The failure of an arrester almost always results in a complete short circuit inside its housing.
In most scenarios, failure occurs due to dielectric breakdown, whereby the internal structure has deteriorated to the point where the arrester is unable to withstand applied voltage, whether normal system voltage, temporary power frequency overvoltage (e.g. following external line faults or switching) or lightning or switching surge overvoltages.
There are a variety of reasons why an arrester might reach such a state. This article, contributed by longtime expert, Michael Comber, discusses the most typical modes by which arresters fail.
Perhaps the most common cause of arrester failure is moisture entering its interior. This implies that the arrester was:
• not well designed, or
• not properly manufactured, or
• damaged by some external force resulting in a compromise to its sealing system.
While the underlying cause in each case may be the same, the way this progresses to eventual failure can vary significantly.
For a hollow core arrester where there is gas space around the column of MOV blocks (typically dry air or nitrogen), even a tiny leak can result in what is referred to as ‘seal pumping’ due to pressure differentials. For example, during the day suns heats the arrester such that the internal pressure increases relative to ambient and outward gas leakage occurs. When the arrester cools at night, this process reverses, with internal pressure dropping below ambient and external air (with all its moisture content) being drawn into the arrester. Such a cycle can repeat itself over many days, months or even years before the moisture inside builds to the point where there is a problem with reduced dielectric integrity.
In a solid core arrester design (with little to no internal gas space) this process will not take place. However leakage can still occur through imperfect end seals. In this case, moisture ingress is more due to ‘wicking’ – a process whereby moisture gradually finds its way down through interfaces between the MOV blocks and the materials in contact with them.
The manner in which dielectric integrity is degraded due to moisture ingress can also vary. The mere presence of moisture, if concentrated only within the gas inside a hollow core arrester, will not have significant impact on dielectric strength. Rather, it is how this moisture interacts with internal surfaces and materials that becomes the issue.

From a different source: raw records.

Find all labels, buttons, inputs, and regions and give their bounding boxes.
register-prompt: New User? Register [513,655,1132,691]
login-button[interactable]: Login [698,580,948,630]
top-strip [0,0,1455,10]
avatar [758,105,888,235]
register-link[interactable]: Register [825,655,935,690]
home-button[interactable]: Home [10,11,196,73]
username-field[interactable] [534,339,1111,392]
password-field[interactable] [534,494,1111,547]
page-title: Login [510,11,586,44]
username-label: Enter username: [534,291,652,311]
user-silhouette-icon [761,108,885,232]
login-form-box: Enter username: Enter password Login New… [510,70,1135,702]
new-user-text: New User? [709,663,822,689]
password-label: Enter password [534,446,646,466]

It has been noted, for example, that moisture related failures of porcelain-housed arresters tend to occur more in the evening than during the heat of day. This is attributed to accumulated moisture condensing on the inside walls of the porcelain when it cools after sunset. Electrical strength across the wall is then progressively reduced until internal flashover occurs from end to end.
Moisture will typically not condense on the MOV blocks of an energized arrester because these generate enough heat to keep their temperature slightly higher than that of the surrounding gas. However, if the material used to coat or collar the blocks is hygroscopic, it can absorb moisture thereby causing some blocks to become more conductive on their outer surfaces. This essentially shifts voltage to other blocks and leads to higher conducted currents, external to some blocks but internal to others. Ultimately, the complete stack can no longer withstand the applied voltage. (Note: this scenario can be avoided by ensuring only non-hygroscopic collaring materials, such as glass, are used.)
In the case of solid core arresters, moisture that has wicked into internal interfaces along either a portion or the complete length of the arrester can result in dielectric breakdown and failure.